Car tout dans 6 est une histoire de vitesse et d’argent. Depuis l’invention du télégraphe il s’est agi d’avoir une information sur les prix qui parvienne au moment où les concurrents ne l’ont pas encore. Une affaire de distance physique qui a amené les places financières à se délocaliser des centres villes congestionnés pour se placer dans des entrepôts périphériques : le New Jersey plutôt que Manhattan. Ces marchés sont reliés par des réseaux que gêne la rugosité de la terre : un câble qui suit le tracé de l’autoroute reliant New York à Chicago transmet une information en quelques dixièmes de seconde. Mais quand la vitesse de passage d’un ordre est d’un millionième de seconde, ces dixièmes de secondes c’est trop. Il faut alors percer les montagnes, et tirer une fibre optique droite comme un I. Le monde physique est une gêne qui entrave le libre développement des machines.

On ne vous racontera pas tout 6 ici… disons simplement que le passage du monde saturé d’affects au monde froid des machines pose plusieurs questions :

Est-ce que c’était mieux avant ? La question est bien évidemment stupide.

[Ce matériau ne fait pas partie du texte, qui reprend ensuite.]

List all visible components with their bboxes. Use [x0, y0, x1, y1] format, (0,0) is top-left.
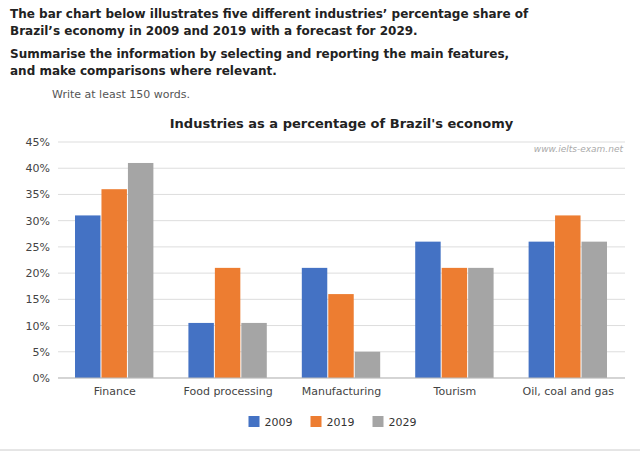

Mais à la persistance de la figure du trader dans l’imaginaire collectif, elle se pose.

L’obsession de la transparence et de la liberté de circulation est omniprésente dans le discours sur la justice des opérateurs du monde numérique. Ces discours ont été analysés dans le dossier scientifique du présent numéro. Ils trouvent dans le roman d’Alexandre Laumonier une correspondance parfaite avec le discours de tous ces petits génies de l’algotrading qui finalement n’œuvrèrent (en sus de se remplir les poches) que pour la justice, l’égalité et la transparence des marchés. Un monde juste est un monde débarrassé des intermédiaires humains.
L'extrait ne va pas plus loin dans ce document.